28. Bonds are simply facts, which either 1. conform or not to laws; or 2. are arbitrary, that is, are neither positively willed nor positively prohibited by laws.

29. These facts, posited by human beings outside the law, so to speak, and constituting effective bonds, give rise in the order of ideas to new relationships with the things and persons to which human beings are tied, and thus stimulate new laws.

30. The simplest, most general relationships of human beings with things and persons are ultimately those of means and end.

31. Relative to human beings, things are means, persons are end.

32. From these two fundamental relationships descend all the moral laws which must govern human behaviour towards things and persons. The first law, governing human conduct towards things, states: `Human beings must use things as means to the end proper to human beings.’ The second law, governing human conduct towards persons, states: `Human beings must treat persons as end, that is, as having their own end.’ Included in this second law are the duties we have towards ourselves as persons.

33. Effective, real bonds correspond to these two relationships of means and end. In fact, we all have the faculty of binding and uniting to ourselves an infinite number of things and persons.

34. We bind and unite to ourselves all things outside us which we find useful; we make them our own and mark them out for ourselves. In this way we establish a bond of ownership.

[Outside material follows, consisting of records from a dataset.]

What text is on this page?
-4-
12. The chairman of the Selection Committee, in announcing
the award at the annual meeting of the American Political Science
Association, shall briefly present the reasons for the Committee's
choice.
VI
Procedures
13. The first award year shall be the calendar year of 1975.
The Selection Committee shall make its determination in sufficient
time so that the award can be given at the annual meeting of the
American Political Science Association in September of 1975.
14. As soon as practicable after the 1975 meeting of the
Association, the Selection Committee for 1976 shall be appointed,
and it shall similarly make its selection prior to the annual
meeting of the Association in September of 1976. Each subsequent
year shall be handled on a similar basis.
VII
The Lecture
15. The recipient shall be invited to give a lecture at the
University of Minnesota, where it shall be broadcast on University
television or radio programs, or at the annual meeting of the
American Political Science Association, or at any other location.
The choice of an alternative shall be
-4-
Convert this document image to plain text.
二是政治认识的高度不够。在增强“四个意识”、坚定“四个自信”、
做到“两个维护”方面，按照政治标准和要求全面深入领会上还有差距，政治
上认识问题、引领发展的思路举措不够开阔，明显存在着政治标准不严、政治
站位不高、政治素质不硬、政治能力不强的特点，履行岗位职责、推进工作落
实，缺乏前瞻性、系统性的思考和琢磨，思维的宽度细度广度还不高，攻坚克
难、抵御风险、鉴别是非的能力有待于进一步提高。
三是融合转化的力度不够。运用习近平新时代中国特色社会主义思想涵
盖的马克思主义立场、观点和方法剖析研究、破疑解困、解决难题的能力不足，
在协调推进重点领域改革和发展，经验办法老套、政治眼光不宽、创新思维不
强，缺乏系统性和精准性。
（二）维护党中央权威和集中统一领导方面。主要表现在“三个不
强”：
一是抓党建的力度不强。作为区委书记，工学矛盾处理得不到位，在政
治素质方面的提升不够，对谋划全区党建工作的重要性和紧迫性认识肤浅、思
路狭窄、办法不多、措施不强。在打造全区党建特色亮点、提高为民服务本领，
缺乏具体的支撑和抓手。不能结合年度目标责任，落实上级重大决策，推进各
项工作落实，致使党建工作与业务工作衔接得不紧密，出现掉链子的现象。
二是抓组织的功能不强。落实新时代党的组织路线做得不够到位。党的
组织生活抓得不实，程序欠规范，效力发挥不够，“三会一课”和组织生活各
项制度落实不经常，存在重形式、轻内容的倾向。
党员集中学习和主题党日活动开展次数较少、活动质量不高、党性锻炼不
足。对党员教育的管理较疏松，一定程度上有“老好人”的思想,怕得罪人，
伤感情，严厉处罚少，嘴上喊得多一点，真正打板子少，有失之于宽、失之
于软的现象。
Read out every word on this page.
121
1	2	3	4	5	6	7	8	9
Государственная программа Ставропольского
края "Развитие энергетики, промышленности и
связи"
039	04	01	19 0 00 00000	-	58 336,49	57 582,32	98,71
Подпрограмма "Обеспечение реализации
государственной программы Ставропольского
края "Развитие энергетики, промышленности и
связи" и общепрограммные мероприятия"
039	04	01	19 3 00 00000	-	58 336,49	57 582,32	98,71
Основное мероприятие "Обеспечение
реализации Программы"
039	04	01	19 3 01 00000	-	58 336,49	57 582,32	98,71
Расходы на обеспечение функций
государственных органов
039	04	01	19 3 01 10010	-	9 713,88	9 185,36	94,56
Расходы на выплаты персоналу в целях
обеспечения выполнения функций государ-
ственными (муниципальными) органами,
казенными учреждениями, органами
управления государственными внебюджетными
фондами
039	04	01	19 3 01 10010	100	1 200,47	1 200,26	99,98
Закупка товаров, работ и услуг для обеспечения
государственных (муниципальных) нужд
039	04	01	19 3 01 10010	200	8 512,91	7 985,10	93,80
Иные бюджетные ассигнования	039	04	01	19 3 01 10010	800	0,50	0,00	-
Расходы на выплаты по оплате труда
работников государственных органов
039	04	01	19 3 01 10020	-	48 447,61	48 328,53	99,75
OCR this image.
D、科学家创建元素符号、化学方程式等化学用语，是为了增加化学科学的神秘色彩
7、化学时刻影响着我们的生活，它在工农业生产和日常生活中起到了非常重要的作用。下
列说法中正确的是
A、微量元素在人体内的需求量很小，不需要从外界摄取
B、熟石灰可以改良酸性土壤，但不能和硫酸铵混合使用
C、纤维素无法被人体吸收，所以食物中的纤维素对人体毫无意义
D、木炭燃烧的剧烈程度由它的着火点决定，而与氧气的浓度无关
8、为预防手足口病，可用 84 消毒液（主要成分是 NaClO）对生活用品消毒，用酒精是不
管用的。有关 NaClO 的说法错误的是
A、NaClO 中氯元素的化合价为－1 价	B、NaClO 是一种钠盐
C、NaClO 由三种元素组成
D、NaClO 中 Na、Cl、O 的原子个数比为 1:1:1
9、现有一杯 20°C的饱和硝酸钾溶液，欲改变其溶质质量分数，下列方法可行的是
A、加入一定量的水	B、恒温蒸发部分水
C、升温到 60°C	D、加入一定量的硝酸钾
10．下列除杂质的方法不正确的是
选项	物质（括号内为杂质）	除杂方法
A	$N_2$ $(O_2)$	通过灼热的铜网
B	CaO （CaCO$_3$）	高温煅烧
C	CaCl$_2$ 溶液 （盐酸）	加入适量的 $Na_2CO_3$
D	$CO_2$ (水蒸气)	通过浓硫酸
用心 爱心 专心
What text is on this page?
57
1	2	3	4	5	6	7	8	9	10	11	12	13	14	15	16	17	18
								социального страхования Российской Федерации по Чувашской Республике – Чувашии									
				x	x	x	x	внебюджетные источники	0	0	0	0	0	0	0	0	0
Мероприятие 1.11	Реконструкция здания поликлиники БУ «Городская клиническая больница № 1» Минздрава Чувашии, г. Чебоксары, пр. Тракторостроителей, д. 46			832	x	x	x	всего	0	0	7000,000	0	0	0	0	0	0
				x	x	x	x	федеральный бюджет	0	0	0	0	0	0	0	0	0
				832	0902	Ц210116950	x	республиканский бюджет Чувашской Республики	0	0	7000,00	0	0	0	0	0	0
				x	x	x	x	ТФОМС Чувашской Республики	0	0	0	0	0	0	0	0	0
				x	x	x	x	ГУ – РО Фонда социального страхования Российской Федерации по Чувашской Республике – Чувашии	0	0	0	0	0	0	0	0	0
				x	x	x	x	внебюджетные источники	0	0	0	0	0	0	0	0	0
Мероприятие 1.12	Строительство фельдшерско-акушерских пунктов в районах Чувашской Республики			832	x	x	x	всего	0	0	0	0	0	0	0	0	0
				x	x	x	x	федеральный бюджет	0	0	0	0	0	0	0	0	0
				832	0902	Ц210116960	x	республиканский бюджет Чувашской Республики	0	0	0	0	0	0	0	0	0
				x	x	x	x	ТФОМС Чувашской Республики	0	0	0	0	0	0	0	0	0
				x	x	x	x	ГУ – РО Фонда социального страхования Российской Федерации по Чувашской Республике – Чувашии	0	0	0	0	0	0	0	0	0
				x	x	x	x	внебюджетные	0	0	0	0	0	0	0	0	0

We also bind and unite persons to ourselves, and ourselves to them. But this union, proper to persons, differs entirely from our union with things: we do not consider persons as advantageous for ourselves (in this case they would be the same as things), but as people in whose company we can enjoy the advantages offered by things. Persons united in this way acquire a communion in good, and together form a single end; things are only a means to the end which all persons have in common. This is a bond of society.

35. The bond of ownership has its basis in usefulness to the person who binds himself to things; the bond of society has its basis in the mutual benevolence of persons who bind themselves to one another. These two bonds are obviously and essentially different.

36. We rely on our intelligence both in the case of relationships pertaining to the order of ideas and in the case of bonds pertaining to the order of things These bonds bind us to all beings (things or persons) who differ from ourselves.

It is pure intelligence that enables us to know the relationships of beings; with its help and guidance we can, as active beings, bind ourselves to various kinds of beings according to the different relationships they have with us and amongst themselves.

Without intelligence, therefore, there would be neither ownership nor society: human beings would not know what they owe to themselves or others. Consequently, they could not foresee or calculate the different uses and advantages they and others with them could obtain from the use of things, nor make firm plans about those things for the future.

Consequently, dominion and society pertain only to beings endowed with reason, not to irrational beings; they develop pari passu with the development of reason.

Notes

(4) Cf. Principles of Ethics, ch. 1, where I have shown that properly speaking the law is only an idea or notion which directs our actions.